Screenprinting: Road Trip T-Shirt!

Thanks to Kari Wehrs for the photo!

One of the many things I’ve learned recently is how to screen print, at least one method of doing it. TechShop has a CNC vinyl cutter and a basic screen printing station, so I started with a vinyl mask for the screen (as opposed to a photo-sensitive process to mask off the screen).

And since I have a big road trip coming up, I thought it only fitting that my first screen printing project should be Dawson’s Amazing Road Trip Screen Printed T-Shirt.

Weeds
Getting stuck in the weeds…

The first thing to do after cutting the vinyl is to “weed” it, which involves several minutes of mind-numbing picking and pulling to separate the vinyl wheat from the chaff. This is extra tedious if the vinyl cutter is missing a part that controls the quality and thoroughness of the cut…ahem.

No, I’m not going to some mystical place called “Hatu”, it’s just that due to the way all this stuff sticks together, I had to create the design in reverse (a photographic negative!) to end up with correctly-oriented text in the final print.

After pulling out the weeds, the vinyl stencil gets mounted to the screen….of which I apparently failed to get a photo.

I was pretty happy when my first shirt came out right!

As usual, the basic concept is relatively simple: make a stencil (or have some plan for getting the ink on the object), push the ink through it, cure it with some heat. The stuff that comes first – having a good idea for a design – and then actually being good at printing – are harder. I can’t imagine doing this well, reliably and repeatedly, like my friend David’s business does (and in multiple colors on all sorts of objects…mind boggling.)
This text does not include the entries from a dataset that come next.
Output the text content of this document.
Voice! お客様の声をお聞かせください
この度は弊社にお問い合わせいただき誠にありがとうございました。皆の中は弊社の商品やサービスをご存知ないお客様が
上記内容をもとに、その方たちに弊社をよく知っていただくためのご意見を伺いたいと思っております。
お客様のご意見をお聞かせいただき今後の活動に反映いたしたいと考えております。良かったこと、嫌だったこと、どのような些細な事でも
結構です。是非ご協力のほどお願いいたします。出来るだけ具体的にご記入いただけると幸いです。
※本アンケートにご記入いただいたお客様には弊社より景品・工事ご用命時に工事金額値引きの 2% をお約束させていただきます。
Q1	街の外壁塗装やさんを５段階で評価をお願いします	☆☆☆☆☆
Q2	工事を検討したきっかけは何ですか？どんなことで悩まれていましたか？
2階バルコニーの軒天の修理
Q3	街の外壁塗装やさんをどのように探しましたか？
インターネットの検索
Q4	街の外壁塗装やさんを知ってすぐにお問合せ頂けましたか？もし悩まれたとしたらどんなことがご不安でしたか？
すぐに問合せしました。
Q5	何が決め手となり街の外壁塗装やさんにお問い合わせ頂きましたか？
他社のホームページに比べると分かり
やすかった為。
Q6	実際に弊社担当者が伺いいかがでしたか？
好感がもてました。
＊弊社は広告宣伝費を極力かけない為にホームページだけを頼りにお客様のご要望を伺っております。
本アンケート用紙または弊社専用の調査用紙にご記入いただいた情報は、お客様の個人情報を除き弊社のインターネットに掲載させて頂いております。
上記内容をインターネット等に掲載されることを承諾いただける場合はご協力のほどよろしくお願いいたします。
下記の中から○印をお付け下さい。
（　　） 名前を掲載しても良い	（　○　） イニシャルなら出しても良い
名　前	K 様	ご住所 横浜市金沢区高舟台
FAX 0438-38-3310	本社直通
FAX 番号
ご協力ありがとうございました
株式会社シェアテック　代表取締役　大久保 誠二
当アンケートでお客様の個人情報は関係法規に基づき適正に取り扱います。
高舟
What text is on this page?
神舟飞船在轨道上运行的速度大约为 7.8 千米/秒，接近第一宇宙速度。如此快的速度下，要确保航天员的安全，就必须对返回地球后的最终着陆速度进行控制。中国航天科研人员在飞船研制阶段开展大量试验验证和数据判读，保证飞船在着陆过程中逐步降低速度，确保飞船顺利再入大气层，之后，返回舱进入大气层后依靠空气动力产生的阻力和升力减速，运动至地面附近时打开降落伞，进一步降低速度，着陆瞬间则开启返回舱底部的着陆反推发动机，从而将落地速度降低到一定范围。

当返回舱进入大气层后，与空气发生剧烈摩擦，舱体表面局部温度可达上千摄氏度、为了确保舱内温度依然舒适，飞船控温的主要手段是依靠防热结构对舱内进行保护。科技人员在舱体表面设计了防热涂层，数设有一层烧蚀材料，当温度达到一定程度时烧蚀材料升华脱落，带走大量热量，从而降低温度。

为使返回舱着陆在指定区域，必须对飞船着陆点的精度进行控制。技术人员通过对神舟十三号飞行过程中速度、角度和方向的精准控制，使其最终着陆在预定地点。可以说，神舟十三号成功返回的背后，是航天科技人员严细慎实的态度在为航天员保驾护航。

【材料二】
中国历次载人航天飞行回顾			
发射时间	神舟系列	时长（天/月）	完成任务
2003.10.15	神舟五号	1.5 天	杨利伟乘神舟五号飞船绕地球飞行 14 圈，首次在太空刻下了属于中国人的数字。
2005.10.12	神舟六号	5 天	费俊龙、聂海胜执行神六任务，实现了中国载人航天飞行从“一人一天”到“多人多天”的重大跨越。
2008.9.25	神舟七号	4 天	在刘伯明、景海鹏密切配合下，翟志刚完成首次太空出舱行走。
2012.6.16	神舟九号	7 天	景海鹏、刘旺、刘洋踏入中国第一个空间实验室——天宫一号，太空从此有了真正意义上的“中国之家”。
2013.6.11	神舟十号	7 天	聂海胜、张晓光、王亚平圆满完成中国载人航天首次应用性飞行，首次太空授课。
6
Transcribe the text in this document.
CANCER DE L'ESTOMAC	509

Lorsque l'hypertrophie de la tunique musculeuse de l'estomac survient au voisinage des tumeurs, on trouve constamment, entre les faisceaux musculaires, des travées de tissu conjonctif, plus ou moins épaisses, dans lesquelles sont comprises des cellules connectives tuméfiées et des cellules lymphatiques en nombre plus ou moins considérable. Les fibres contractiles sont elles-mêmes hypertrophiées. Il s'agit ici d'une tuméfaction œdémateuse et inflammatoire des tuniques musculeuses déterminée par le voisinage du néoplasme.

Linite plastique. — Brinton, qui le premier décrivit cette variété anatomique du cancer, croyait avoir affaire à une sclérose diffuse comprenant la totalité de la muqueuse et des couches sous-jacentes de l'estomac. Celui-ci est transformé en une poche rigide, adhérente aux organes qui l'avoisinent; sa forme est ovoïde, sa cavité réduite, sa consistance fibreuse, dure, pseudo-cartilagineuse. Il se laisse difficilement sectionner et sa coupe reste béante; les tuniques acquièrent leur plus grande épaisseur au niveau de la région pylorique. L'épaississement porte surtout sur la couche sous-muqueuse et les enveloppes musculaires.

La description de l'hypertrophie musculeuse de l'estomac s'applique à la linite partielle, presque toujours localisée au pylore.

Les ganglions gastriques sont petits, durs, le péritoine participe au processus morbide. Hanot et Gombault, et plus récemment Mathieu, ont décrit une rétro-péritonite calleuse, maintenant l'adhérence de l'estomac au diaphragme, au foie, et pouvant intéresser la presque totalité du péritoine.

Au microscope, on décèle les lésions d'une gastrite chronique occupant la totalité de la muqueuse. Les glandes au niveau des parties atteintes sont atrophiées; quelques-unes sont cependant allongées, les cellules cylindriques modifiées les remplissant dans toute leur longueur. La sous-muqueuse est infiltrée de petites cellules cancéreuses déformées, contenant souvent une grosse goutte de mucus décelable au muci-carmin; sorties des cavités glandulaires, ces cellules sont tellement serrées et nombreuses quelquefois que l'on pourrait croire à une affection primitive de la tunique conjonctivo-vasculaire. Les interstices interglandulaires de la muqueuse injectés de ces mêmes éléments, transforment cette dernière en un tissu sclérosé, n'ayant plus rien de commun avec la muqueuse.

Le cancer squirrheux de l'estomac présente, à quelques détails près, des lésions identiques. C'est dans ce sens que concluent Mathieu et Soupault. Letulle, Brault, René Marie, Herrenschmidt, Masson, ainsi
And of course there are a ton of variables to keep things interesting. For example, to start with I printed a few shirts with Speedball’s denim colored ink, but for fun I got a few dark colored shirts, and used “discharge paste” to, instead of adding color, remove the dye that is in the shirt to start with.

The design on the shirt on the far right was not made by adding ink, but by removing the shirt’s dye to reveal the original color of the fabric.

In case you couldn’t see the discharge paste in action well enough in that photo…

As an aside, here’s how the design came together: First, I had the idea that I wanted to make a shirt, with a kinda retro feel to it. Couldn’t figure out anything more specific than that. Kari has a look at my sketches, makes a few comments, and bang, it falls into place. Except I can’t draw for beans, so my “Bears Ears Buttes” look more like…melted sticks of butter or something. So Shane, one of the regulars over at TechShop, took a few minutes and created the mesas that fit so well with my design idea. (Shane is also the guy that taught me screen printing (and vacuum forming, but that’s a different post) and is generally very helpful with all manner of things.)